14. A Concrete, Regional Example
Let me walk you through a stripped-down example.
Profile:
- US MD, Step 2 CK 238, no failures
- Mid-tier med school, Northeast
- Wants IM, hopes for cards fellowship
- Partner locked into job in Philadelphia for at least 3 years
- Wants to stay within ~2 hours of Philly
Process:
- Region definition:
- Primary: Philly metro, New Jersey, Delaware, South/central Pennsylvania, NYC within 2 hours
- Raw pool:
- Use FREIDA → find 55 IM programs in that multi-state region
- Geography filter:
- Remove programs >2.5 hours from Philly → now 38 programs
- Competitiveness filter:
- Remove 4 ultra-elite programs (Penn, Columbia, Cornell, etc.) as pure donation reaches
- Remove 3 programs with stated Step 2 minimum >245 (or historically insane match stats)
- Now 31 programs
- Tiering:
- Tier 1 (reach but plausible): 6 programs (Jefferson, Einstein, Temple, comparable NYC programs)
- Tier 2 (realistic): 14 programs (mid-tier academic and strong community affiliates)
- Tier 3 (safety): 11 programs (community-heavy with decent reputation)
- Cap and final cut:
- Decide on 24 total
- Remove 7 Tier 3 that are farthest from city / poor reviews / misaligned schedule
- Final list:
- 5 Tier 1
- 11 Tier 2
- 8 Tier 3
This applicant is now regionally focused, financially sane, and protected against catastrophe without applying to 60+ programs they do not want.
FAQ (Exactly 3 Questions)
1. If I really only want one city (e.g., Boston, Chicago, Seattle), is that just too risky?
It depends on the specialty and the number of programs in that city.
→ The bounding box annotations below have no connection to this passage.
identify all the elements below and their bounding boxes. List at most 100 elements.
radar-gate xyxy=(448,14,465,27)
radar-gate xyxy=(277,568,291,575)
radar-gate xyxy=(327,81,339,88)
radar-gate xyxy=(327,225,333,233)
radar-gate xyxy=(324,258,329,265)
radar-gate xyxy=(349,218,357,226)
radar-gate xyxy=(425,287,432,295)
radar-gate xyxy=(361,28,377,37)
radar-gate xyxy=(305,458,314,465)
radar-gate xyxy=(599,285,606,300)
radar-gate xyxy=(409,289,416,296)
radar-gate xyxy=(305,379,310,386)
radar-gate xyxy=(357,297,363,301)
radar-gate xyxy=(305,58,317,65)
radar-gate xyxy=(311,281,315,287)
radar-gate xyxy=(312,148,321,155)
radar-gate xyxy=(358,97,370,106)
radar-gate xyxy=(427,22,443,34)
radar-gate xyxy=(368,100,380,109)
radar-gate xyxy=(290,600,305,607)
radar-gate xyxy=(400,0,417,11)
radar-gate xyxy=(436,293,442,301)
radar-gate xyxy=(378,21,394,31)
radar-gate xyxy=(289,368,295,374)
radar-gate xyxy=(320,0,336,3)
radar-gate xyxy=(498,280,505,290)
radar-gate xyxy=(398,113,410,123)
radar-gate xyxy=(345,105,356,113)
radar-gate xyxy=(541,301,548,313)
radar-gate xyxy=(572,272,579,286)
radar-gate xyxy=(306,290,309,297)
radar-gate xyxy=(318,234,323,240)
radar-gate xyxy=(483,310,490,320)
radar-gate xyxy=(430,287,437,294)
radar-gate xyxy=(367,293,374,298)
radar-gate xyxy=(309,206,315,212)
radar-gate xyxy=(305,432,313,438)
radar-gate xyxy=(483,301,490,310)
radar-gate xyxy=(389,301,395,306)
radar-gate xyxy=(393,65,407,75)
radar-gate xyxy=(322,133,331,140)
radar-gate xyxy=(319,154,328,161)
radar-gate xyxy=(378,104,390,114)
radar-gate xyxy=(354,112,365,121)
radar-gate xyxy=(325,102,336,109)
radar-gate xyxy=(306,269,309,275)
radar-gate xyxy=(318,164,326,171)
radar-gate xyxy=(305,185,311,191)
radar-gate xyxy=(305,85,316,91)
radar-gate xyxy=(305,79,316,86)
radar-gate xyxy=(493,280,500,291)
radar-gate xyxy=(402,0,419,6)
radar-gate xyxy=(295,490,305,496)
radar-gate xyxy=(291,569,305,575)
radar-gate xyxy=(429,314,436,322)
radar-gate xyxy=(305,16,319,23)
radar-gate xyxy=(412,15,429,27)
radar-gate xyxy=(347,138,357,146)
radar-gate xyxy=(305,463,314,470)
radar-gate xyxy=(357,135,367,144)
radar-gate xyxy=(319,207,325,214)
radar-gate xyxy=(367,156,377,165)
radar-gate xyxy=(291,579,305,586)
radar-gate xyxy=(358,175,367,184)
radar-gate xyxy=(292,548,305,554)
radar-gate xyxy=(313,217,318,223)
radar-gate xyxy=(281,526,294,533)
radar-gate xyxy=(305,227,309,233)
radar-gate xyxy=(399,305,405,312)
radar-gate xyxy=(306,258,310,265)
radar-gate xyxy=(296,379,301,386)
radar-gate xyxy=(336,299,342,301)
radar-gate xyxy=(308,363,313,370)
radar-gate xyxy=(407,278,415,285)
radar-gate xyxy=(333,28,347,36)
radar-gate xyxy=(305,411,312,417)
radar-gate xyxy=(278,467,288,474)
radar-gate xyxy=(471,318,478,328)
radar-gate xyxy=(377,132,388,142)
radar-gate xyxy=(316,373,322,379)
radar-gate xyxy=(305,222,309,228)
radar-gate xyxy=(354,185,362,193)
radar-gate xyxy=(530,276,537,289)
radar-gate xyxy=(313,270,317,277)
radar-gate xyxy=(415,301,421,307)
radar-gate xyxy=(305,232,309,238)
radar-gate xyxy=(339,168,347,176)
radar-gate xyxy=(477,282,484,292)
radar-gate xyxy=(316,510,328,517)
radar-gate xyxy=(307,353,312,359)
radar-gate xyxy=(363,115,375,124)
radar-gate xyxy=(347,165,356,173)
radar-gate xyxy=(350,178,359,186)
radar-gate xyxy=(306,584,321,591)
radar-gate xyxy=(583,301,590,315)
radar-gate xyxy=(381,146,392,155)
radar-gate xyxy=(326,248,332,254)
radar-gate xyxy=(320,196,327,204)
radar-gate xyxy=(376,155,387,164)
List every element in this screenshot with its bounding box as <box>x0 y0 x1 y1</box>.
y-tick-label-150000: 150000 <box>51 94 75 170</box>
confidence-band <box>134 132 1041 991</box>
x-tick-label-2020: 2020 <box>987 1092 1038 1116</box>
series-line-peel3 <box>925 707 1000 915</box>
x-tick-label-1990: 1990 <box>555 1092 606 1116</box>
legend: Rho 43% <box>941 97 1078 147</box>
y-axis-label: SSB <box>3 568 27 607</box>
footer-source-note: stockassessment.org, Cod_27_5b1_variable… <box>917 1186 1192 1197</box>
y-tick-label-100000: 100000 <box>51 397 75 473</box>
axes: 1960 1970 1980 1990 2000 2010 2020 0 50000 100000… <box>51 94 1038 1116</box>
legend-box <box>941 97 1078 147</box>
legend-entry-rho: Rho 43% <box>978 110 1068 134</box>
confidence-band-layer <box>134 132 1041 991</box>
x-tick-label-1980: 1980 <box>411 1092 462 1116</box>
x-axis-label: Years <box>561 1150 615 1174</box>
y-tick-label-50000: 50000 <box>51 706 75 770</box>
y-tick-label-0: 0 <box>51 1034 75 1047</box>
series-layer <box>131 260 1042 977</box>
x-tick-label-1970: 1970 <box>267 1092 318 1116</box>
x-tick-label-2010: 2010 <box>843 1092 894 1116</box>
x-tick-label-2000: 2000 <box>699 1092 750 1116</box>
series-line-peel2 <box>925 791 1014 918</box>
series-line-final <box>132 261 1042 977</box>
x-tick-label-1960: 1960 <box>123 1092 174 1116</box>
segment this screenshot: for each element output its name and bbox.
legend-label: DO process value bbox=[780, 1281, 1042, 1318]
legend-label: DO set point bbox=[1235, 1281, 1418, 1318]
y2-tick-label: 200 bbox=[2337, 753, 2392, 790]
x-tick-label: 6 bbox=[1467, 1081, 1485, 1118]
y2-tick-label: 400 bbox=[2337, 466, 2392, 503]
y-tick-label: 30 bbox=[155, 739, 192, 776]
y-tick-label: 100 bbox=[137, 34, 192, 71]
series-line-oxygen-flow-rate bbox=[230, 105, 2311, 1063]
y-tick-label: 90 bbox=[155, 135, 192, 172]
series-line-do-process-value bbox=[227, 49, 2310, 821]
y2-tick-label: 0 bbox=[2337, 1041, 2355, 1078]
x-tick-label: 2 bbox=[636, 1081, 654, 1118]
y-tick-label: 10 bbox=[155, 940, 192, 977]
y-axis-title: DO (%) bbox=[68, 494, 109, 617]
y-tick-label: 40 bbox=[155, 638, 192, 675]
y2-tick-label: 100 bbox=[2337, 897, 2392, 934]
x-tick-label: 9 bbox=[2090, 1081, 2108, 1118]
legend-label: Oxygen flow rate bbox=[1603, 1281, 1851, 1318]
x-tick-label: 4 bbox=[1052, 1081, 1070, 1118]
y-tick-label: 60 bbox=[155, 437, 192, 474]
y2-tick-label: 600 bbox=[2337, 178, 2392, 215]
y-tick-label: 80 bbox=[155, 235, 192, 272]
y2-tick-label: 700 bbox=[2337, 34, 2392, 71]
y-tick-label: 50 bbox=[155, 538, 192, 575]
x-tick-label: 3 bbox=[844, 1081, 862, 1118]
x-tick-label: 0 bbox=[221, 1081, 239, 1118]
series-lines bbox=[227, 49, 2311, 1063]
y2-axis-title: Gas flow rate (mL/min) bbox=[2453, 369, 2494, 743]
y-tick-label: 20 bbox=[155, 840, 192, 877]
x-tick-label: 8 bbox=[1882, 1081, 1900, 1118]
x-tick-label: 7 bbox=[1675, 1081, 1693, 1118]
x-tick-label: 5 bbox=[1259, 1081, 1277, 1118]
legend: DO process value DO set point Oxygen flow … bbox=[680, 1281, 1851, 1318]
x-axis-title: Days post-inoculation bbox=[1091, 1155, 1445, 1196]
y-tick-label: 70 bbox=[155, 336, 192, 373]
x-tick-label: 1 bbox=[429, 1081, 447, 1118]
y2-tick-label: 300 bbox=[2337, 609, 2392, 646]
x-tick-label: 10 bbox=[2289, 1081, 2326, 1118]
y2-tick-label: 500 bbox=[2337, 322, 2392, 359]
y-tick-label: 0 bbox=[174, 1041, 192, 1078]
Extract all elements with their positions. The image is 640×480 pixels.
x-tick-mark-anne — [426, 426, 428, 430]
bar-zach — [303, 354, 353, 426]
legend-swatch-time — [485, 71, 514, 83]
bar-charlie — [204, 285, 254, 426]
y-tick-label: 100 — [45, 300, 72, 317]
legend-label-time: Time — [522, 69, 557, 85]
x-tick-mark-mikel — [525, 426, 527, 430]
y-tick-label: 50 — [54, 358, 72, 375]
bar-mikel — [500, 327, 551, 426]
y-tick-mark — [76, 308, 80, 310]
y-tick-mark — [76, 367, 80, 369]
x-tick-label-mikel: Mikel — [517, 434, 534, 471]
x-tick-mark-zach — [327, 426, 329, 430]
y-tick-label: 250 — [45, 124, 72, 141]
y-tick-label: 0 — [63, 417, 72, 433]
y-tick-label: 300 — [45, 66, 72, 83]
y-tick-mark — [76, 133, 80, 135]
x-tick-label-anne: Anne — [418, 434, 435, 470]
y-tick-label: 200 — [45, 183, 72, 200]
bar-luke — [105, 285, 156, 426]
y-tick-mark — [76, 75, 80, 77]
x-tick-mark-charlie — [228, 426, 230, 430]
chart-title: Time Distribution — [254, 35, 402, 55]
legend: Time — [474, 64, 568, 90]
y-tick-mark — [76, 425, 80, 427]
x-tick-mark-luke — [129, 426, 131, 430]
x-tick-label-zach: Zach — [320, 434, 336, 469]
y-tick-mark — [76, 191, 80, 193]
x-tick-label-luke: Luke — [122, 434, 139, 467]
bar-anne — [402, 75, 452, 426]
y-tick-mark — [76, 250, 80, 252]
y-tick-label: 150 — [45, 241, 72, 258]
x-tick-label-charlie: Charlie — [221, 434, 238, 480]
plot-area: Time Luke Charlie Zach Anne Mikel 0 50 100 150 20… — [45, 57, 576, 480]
Some metros have enough programs in core specialties that a well-balanced, city-only list can work, especially for solid U.S. MD/DO applicants without red flags. But you must be honest about volume. If your chosen city has only 4 programs in your specialty and two are extreme reaches for you, that is not a viable city-only strategy. In that case, expand to a “city plus 1–2 hours radius” rule and build your list around that.
2. How many interviews do I need to feel safe if I am regionally restricted?
For most core specialties, the general rule of thumb still holds: around 10–12 interviews gives you a high probability of matching somewhere you rank. Being regionally restricted does not change that math; it just changes the distribution of where those interviews come from. If by mid-November you are sitting on 2–3 interviews only, your Plan B (secondary region, extra safeties) needs to activate. If you are already at 8–10, continuing to add more programs rarely changes your outcome; it just drains money and time.
3. What if my dream region is very competitive (like California or Manhattan), but I have an average Step score?
Then you treat that region as your primary preference, not your only strategy. You can absolutely apply heavily within that region, but you need a real backup region where your profile is more competitive and programs are less saturated. For example, someone with a mid-230s Step score wanting IM in California should apply to a targeted set of CA programs (favoring community and mid-tier academic), and simultaneously build a larger list in a second region (e.g., Mountain West, Midwest) where those same credentials place them more in the “core” rather than “reach” category. That is how you protect both your preference and your chances.
Open a spreadsheet right now and list every program in your chosen region for your specialty. Then, for each one, answer two questions: “Is this within my real geography?” and “If this were my only match, would I go?” Any program that fails either question gets deleted today.